Purple Line: Pico Neighborhoods Find Transit Plans Hard to Swallow

GUEST COMMENTARY--Neighborhoods are the backbone of every great city.

As they define themselves and push out the City continues to grow and prosper. Los Angeles is a city of great neighborhoods. They are different in many ways but each reflects the hopes and desires of those who pioneered them along with those who sustained them. Successive generations have dealt with the ebb and flow of market forces and strove to support their neighborhoods through volunteerism and good old fashioned hard work. The Miracle Mile is one such neighborhood and we are surrounded by other great neighborhoods and people who strive to do the same. (Photo above: Work on the Fairfax Station for the Purple Line in the Miracle Mile community.) 

That is why several members of the Miracle Mile Residential Association attended the September 13thPICO Neighborhood Council meeting to support our neighbors to the south as they listened to staff from the Los Angeles Planning Department explain how the Purple Line Transit Neighborhood Plan (TNP) would affect their neighborhoods. 

As the presentation wore on well over 120 people sat in disbelief as the plan was described to them. They were visibly angry that they were just hearing about the amount of density that could be added to their neighborhoods and being told that they were too late to have any meaningful input into shaping the plan. They were shocked to learn that a favorite area like Little Ethiopia on Fairfax was scheduled to get up-zoned in a way that could make it a thing of the past. But most just stared at the map in amazement and asked questions like: “What is going to happen to our neighborhoods? The streets are already so packed with cars that we can hardly go anywhere?” One neighbor complained about frequent power outages and asked what will happen to our electricity with that many more people moving in? That had heads nodding in unison around the room. Others mentioned crime, the broken streets and sidewalks along with the general breakdown of our Infrastructure systems. 
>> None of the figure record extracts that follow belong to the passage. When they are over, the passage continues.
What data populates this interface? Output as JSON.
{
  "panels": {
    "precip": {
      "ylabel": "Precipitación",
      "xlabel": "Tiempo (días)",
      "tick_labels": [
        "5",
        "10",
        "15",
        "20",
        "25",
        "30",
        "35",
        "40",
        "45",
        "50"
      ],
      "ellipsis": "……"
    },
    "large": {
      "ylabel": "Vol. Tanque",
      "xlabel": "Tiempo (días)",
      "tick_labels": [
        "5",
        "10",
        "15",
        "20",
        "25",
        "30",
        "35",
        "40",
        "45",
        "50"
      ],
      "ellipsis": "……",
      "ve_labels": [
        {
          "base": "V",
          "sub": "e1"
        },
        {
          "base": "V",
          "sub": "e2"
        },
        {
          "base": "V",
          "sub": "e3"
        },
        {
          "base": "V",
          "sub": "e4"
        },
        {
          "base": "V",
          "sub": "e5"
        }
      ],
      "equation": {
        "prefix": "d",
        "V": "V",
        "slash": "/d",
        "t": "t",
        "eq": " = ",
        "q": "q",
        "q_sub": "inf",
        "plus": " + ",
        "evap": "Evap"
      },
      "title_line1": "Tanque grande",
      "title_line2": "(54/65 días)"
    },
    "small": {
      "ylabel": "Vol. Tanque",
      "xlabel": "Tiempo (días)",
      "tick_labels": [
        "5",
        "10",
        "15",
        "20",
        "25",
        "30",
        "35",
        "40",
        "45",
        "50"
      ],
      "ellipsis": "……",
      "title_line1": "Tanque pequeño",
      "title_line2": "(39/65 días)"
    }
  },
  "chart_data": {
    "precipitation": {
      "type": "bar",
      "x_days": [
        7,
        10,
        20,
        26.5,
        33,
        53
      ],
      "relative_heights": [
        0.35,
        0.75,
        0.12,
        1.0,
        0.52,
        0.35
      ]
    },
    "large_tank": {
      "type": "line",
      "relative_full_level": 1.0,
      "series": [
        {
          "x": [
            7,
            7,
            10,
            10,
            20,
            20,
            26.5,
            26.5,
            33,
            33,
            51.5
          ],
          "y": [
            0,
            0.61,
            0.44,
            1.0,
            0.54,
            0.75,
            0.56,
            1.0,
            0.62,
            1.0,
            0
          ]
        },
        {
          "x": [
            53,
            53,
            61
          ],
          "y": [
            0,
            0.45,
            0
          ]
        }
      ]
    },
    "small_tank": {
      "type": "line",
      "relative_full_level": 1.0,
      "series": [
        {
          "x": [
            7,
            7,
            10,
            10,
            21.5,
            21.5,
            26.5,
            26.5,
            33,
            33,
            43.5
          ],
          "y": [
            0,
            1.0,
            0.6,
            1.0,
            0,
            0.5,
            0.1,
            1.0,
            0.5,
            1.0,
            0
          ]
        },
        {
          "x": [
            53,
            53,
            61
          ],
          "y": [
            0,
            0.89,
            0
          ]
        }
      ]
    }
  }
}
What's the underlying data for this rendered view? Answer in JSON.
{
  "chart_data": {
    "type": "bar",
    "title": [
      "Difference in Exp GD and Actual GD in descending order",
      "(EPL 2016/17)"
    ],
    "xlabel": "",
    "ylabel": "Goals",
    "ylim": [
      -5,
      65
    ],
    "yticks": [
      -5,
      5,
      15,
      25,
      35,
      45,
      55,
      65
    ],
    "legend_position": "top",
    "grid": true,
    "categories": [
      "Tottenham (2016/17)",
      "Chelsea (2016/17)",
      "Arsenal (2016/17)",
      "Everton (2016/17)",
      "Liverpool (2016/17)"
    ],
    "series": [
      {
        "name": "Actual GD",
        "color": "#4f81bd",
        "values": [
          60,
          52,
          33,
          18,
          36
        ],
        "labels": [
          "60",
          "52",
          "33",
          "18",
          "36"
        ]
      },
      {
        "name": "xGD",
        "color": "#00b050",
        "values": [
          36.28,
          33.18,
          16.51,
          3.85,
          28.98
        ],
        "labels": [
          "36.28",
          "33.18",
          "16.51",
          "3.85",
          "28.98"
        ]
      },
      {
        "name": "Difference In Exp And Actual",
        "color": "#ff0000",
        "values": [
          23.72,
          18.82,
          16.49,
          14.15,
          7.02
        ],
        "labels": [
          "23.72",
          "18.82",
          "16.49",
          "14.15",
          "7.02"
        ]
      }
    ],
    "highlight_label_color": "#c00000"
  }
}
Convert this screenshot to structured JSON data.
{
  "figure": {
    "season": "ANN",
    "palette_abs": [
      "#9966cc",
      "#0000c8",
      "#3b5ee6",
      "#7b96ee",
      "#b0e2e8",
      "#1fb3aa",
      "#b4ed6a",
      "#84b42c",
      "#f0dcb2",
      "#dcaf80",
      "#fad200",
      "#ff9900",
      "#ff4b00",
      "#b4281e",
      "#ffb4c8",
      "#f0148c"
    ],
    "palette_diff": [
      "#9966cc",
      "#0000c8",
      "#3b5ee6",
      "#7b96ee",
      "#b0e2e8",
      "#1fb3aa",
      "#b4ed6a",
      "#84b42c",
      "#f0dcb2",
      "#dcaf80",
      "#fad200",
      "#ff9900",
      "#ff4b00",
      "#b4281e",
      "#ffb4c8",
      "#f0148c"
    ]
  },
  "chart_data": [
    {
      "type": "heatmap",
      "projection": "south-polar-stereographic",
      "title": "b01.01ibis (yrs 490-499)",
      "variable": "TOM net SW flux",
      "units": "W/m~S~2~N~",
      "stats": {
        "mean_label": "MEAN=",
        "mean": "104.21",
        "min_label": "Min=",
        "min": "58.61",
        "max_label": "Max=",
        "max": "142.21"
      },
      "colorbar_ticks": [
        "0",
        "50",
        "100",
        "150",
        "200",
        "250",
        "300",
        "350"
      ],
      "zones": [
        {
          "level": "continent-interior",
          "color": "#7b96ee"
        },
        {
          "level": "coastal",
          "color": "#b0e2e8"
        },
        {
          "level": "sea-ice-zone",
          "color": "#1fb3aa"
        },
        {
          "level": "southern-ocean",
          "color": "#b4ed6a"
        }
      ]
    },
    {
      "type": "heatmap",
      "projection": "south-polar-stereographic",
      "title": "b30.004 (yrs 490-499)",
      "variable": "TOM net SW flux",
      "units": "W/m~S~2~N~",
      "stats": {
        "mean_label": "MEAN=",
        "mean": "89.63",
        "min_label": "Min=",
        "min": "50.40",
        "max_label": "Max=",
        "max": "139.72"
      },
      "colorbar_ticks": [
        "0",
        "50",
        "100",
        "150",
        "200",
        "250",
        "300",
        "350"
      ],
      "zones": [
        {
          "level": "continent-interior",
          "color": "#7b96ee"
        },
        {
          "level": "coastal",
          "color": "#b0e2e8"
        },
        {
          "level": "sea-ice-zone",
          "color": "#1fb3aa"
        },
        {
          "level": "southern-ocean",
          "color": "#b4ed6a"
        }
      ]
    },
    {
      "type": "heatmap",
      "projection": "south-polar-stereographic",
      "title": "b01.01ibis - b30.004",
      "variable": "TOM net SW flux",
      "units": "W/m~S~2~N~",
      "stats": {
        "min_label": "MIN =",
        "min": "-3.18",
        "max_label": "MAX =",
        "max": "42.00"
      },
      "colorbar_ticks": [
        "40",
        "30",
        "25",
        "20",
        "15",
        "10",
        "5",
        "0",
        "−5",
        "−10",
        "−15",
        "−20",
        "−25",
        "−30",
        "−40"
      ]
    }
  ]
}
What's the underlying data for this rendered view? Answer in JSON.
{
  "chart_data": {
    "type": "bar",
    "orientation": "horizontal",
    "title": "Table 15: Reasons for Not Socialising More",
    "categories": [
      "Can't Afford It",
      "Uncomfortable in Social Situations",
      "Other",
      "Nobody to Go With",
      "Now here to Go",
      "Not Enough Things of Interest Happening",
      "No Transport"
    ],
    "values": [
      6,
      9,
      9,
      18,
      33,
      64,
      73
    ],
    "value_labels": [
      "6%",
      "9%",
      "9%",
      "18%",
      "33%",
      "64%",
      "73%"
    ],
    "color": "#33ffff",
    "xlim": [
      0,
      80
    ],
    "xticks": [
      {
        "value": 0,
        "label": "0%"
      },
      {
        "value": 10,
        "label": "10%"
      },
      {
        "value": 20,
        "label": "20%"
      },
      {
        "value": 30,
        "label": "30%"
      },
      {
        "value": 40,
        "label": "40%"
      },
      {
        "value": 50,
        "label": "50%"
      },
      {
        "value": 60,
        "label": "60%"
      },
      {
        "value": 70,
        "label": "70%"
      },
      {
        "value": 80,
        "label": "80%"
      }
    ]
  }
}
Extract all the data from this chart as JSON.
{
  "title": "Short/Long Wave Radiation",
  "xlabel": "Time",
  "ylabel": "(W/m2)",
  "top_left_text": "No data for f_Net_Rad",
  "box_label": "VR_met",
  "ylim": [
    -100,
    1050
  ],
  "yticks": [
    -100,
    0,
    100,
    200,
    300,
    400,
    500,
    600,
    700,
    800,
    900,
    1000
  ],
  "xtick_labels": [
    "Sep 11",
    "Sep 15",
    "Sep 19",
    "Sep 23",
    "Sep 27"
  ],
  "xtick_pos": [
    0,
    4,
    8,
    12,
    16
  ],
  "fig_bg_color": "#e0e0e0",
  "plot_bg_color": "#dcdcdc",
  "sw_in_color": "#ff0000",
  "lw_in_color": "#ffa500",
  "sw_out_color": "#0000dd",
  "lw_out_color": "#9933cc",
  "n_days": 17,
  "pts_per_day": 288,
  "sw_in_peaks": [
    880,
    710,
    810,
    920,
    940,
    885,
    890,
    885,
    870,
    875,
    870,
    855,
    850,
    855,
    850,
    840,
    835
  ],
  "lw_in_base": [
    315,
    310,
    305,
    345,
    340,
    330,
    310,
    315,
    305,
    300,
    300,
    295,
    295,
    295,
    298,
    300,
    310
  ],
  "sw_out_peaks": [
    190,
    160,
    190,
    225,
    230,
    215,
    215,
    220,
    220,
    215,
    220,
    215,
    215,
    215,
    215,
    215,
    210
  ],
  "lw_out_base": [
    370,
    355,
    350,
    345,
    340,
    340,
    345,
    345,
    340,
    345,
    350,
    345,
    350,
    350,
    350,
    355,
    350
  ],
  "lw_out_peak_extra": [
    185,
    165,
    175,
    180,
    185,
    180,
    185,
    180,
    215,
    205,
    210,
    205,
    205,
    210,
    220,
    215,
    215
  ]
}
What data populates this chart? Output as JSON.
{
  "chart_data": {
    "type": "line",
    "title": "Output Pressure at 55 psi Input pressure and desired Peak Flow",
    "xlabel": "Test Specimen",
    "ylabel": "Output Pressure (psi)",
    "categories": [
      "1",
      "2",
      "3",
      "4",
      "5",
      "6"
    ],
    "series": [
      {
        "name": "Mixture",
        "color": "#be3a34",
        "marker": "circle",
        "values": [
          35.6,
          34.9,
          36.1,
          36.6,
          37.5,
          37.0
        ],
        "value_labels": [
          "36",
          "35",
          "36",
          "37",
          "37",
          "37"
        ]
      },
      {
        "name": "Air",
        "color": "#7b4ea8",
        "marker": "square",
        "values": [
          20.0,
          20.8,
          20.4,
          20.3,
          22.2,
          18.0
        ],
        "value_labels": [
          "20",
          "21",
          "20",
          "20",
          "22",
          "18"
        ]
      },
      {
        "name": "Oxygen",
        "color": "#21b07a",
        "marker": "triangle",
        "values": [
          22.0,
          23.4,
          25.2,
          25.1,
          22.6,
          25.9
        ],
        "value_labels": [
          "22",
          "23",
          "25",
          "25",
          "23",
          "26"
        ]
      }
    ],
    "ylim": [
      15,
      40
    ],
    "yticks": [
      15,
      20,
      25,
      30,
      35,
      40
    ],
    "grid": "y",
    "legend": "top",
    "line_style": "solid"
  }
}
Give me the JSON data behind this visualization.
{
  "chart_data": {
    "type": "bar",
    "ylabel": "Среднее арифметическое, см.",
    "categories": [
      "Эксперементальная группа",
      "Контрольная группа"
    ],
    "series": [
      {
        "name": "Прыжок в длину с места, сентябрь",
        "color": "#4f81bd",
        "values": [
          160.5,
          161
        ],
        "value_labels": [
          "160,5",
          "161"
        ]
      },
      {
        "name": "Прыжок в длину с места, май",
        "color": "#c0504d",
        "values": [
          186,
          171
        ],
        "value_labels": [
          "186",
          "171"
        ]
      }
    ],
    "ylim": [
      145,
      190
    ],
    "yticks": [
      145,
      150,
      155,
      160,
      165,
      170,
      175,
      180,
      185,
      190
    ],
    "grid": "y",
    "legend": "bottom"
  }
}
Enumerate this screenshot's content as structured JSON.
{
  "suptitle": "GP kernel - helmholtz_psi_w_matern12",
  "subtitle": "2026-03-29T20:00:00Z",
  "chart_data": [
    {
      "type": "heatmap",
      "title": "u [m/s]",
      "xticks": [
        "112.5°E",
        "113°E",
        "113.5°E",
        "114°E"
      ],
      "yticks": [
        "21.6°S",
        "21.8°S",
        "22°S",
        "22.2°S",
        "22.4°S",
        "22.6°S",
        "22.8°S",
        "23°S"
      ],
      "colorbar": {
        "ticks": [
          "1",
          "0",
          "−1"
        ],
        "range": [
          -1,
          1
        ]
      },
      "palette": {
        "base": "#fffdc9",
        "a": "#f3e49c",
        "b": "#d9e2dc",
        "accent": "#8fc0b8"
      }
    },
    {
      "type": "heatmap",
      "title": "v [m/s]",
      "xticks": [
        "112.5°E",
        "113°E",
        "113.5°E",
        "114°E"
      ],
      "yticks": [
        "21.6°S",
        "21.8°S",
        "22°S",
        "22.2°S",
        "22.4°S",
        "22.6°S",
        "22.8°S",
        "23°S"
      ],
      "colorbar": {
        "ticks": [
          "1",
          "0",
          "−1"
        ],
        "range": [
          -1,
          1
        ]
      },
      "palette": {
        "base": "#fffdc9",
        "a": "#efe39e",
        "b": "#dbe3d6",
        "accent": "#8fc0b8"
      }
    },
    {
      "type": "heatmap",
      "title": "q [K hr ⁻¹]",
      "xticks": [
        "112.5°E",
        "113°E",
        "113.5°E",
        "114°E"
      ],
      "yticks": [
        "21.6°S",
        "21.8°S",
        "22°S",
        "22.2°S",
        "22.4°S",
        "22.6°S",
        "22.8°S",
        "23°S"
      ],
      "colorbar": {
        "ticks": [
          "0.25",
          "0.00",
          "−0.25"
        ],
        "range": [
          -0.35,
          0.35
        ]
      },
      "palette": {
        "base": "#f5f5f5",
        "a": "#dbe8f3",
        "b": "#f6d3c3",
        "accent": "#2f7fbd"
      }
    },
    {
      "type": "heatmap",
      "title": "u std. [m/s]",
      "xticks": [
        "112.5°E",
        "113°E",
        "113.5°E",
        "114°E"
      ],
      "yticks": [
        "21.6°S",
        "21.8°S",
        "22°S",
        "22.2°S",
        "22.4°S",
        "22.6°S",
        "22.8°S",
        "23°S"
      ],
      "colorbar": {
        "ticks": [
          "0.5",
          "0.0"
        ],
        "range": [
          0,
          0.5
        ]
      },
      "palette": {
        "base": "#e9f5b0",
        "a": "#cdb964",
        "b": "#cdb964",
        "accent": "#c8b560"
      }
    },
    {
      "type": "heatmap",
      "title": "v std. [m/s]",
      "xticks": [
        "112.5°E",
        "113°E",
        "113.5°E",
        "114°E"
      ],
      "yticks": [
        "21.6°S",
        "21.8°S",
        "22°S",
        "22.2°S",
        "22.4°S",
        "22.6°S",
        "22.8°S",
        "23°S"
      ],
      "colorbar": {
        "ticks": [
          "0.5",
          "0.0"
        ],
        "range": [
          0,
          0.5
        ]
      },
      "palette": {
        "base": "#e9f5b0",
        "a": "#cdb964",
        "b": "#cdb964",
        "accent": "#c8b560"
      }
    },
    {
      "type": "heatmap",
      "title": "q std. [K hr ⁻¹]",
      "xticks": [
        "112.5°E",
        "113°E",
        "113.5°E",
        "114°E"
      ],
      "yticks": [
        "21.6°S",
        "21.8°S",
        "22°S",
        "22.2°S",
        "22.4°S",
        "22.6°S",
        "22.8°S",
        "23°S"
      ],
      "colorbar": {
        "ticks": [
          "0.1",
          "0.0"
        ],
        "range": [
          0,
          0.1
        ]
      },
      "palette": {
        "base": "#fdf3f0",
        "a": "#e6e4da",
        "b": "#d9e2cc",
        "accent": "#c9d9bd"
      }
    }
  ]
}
There was an unmistakable feeling in the room that people did not believe they had a real voice in this plan. Many of these people had lived in the area for years. They had been through the ups and downs of urban transformation, quietly working to make their neighborhoods safe places to live and raise families. Now they were looking at a plan that would fundamentally change their neighborhoods and many would be forced out. That did not sit well with them.

After the meeting – with the enormity of the map changes hanging like a cloud over them – many asked me how this had happened. The only answer I could provide was that we had inadvertently done it to ourselves.  We had gone to the polls in November 2016 and overwhelmingly voted for Measure M, which extended the half-cent tax to add new transit projects and expedite others previously approved under Measure R. We also voted for Measure JJJ to facilitate the development of mixed income and affordable housing in transit areas.

Unwittingly, we had voted to pay for the destruction of our neighborhoods though Measures R and M and then handed the planning department the blueprints to do the job by approving Measure JJJ. Now, everything within one half mile of a transit stop was fair game to be up-zoned. There are very few places in Los Angeles that are safe from Neighborhood Transit Plans – and many that are at direct risk and people don’t even realize it yet.

TNPs came out of a 2012 partnership between the Los Angeles Planning Department and METRO “to encourage livable communities and employment centers around the region’s expanding transit networks.” But what these neighborhoods are being presented with would hardly make them livable.

METRO gave the City of Los Angeles $7.5-million through its Transit Oriented (TOD) Planning Grant Program to fund Transit Neighborhood Plans across the city. The stated purpose of these plans is to encourage mixed-use development, mixed-income housing, employment, and infrastructure in neighborhoods connected by the city’s transit network. That is not what the people at the PICO NC meeting saw – they saw the wholesale destruction of their neighborhoods.

To be sure there are those who applaud TNPs and all the other pro-density changes emanating from Sacramento and assorted regional councils. They are infused by the so called nobilityof their cause. They loudly advocate the need to build millions of homes for all those who are expected to arrive in California sometime in the future. Their battle cry is that there is no such thing as too much density and if we have to do away with single family zoning and put five-to-seven story apartment buildings on every lot, so be it. And anyone who opposes them is either a racist or selfish or a Nimby.

Those of us who have been here (through thick and thin) would like to be included in discussions about the future of our neighborhoods. We are owed that privilege. Many of those who attended the Pico Neighborhood Council meeting raised important questions about the lack of adequate infrastructure to sustain quality of life. They are not blindly rejecting density, because density itself is not the issue. The safety, security and well-being of the people are the issue. That must come first and then density can be rationally added with the full input of the community. Change is always difficult, but it will be impossible if jammed down our throats – and that was the case last week at the PICO Neighborhood Council meeting.

(James O’Sullivan is a long-time community activist and the President of the Miracle Mile Residential Association.)